Search code examples
ruby-on-railspostgresqlruby-on-rails-4rails-activerecordarray-column

Query against a Postgres array column type


TL;DR I'm wondering what the pros and cons are (or if they are even equivalent) between @> {as_champion, whatever} and using IN ('as_champion', 'whatever') is. Details below:

I'm working with Rails and using Postgres' array column type, but having to use raw sql for my query as the Rails finder methods don't play nicely with it. I found a way that works, but wondering what the preferred method is:

The roles column on the Memberships table is my array column. It was added via rails as so:

add_column :memberships, :roles, :text, array: true

When I examine the table, it shows the type as: text[] (not sure if that is truly how Postgres represents an array column or if that is Rails shenanigans.

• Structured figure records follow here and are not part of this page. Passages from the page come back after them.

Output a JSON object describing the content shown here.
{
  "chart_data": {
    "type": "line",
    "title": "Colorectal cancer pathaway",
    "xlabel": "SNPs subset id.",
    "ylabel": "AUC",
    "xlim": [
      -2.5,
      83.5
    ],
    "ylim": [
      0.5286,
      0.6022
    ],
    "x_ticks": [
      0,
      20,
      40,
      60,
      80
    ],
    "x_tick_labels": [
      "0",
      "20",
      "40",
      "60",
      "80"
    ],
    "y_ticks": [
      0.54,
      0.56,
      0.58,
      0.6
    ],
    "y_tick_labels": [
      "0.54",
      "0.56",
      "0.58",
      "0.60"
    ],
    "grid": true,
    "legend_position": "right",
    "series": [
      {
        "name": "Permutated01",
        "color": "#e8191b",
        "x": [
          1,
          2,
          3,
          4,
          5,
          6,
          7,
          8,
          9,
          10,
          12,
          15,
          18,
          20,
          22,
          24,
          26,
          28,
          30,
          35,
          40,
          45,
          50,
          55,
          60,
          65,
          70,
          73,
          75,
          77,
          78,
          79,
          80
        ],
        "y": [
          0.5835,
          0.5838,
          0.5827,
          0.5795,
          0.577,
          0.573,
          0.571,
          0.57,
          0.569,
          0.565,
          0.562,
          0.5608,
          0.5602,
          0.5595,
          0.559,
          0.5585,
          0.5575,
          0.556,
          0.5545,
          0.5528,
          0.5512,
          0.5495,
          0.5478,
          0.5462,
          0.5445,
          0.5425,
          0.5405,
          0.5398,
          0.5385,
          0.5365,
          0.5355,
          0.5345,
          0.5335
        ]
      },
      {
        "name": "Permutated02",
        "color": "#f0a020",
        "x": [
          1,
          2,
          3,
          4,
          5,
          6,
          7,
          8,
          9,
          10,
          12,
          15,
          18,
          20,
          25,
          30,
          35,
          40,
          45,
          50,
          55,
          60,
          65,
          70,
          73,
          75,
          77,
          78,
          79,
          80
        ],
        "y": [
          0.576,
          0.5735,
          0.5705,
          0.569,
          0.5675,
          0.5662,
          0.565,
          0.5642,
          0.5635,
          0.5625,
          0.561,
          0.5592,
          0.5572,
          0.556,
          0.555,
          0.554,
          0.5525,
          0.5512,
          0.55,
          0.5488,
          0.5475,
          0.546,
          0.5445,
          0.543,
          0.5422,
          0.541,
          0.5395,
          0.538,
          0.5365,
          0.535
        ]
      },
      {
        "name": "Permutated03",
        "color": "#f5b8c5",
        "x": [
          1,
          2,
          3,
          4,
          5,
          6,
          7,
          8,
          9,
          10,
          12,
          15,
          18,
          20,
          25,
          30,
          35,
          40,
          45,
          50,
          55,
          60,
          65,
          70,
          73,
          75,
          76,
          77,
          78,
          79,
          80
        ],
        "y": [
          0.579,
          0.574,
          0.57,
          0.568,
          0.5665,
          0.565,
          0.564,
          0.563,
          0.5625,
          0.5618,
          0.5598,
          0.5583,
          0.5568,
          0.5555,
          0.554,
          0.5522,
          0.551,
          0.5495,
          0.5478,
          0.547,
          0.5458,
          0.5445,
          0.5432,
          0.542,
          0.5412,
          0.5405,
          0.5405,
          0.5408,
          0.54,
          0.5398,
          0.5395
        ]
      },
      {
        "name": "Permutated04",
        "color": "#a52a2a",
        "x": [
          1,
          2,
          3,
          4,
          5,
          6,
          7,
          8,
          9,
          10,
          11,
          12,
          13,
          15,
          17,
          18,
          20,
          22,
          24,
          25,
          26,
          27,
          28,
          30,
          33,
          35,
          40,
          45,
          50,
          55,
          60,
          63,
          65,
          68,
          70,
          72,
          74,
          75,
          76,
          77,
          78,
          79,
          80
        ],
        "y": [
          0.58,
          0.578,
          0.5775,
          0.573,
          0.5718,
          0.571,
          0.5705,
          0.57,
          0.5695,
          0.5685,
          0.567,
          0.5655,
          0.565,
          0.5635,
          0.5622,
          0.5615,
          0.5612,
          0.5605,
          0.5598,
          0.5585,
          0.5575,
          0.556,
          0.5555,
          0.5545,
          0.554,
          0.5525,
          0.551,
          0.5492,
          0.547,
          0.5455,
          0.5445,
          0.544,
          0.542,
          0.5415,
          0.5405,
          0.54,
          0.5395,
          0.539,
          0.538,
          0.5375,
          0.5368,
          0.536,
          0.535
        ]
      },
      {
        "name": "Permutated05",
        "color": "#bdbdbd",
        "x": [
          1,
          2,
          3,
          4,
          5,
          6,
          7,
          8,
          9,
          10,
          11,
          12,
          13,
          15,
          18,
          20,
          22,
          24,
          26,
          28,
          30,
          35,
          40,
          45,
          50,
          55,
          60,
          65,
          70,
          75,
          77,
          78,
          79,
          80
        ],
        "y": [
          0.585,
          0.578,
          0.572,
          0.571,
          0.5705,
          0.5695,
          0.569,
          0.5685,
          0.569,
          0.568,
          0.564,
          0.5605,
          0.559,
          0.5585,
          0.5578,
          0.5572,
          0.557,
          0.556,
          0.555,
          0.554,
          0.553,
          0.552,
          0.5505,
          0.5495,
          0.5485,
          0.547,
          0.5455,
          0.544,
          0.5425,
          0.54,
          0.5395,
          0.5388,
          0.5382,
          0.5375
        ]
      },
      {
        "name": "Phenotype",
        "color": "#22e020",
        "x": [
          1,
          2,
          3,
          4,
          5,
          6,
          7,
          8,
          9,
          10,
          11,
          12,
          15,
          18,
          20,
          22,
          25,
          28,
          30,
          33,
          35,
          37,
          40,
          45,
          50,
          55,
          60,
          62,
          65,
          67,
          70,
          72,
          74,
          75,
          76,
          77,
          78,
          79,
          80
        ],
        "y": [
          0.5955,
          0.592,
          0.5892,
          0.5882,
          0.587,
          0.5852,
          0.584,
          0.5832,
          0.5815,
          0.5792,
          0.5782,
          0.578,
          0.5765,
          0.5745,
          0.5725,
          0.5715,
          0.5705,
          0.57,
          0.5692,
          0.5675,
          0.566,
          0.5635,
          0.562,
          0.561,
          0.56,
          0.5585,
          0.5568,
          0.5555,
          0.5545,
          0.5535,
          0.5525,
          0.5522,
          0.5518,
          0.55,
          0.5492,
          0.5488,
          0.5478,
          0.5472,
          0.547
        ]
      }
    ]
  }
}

To query against it I do something like:

Membership.where("roles @> ?", '{as_champion, whatever}')

Solution

  • From the fine Array Operators manual:

    Operator: @>
    Description: contains
    Example: ARRAY[1,4,3] @> ARRAY[3,1]
    Result: t (AKA true)

    So @> treats its operand arrays as sets and checks if the right side is a subset of the left side.

    IN is a little different and is used with subqueries:

    9.22.2. IN

    expression IN (subquery)
    

    The right-hand side is a parenthesized subquery, which must return exactly one column. The left-hand expression is evaluated and compared to each row of the subquery result. The result of IN is "true" if any equal subquery row is found. The result is "false" if no equal row is found (including the case where the subquery returns no rows).

    or with literal lists:

    9.23.1. IN

    expression IN (value [, ...])
    

    The right-hand side is a parenthesized list of scalar expressions. The result is "true" if the left-hand expression's result is equal to any of the right-hand expressions. This is a shorthand notation for

    expression = value1
    OR
    expression = value2
    OR
    ...
    

    So a IN b more or less means:

    Is the value a equal to any of the values in the list b (which can be a query producing single element rows or a literal list).

    Of course, you can say things like:

    array[1] in (select some_array from ...)
    array[1] in (array[1], array[2,3])
    

    but the arrays in those cases are still treated like single values (that just happen to have some internal structure).


    If you want to check if an array contains any of a list of values then @> isn't what you want. Consider this:

    array[1,2] @> array[2,4]
    

    4 isn't in array[1,2] so array[2,4] is not a subset of array[1,2].

    If you want to check if someone has both roles then:

    roles @> array['as_champion', 'whatever']
    

    is the right expression but if you want to check if roles is any of those values then you want the overlaps operator (&&):

    roles && array['as_champion', 'whatever']
    

    Note that I'm using the "array constructor" syntax for the arrays everywhere, that's because it is much more convenient for working with a tool (such as ActiveRecord) that knows to expand an array into a comma delimited list when replacing a placeholder but doesn't fully understand SQL arrays.

    Given all that, we can say things like:

    Membership.where('roles @> array[?]', %w[as_champion whatever])
    Membership.where('roles @> array[:roles]', :roles => some_ruby_array_of_strings)
    

    and everything will work as expected. You're still working with little SQL snippets (as ActiveRecord doesn't have a full understanding of SQL arrays or any way of representing the @> operator) but at least you won't have to worry about quoting problems. You could probably go through AREL to manually add @> support but I find that AREL quickly devolves into an incomprehensible and unreadable mess for all but the most trivial uses.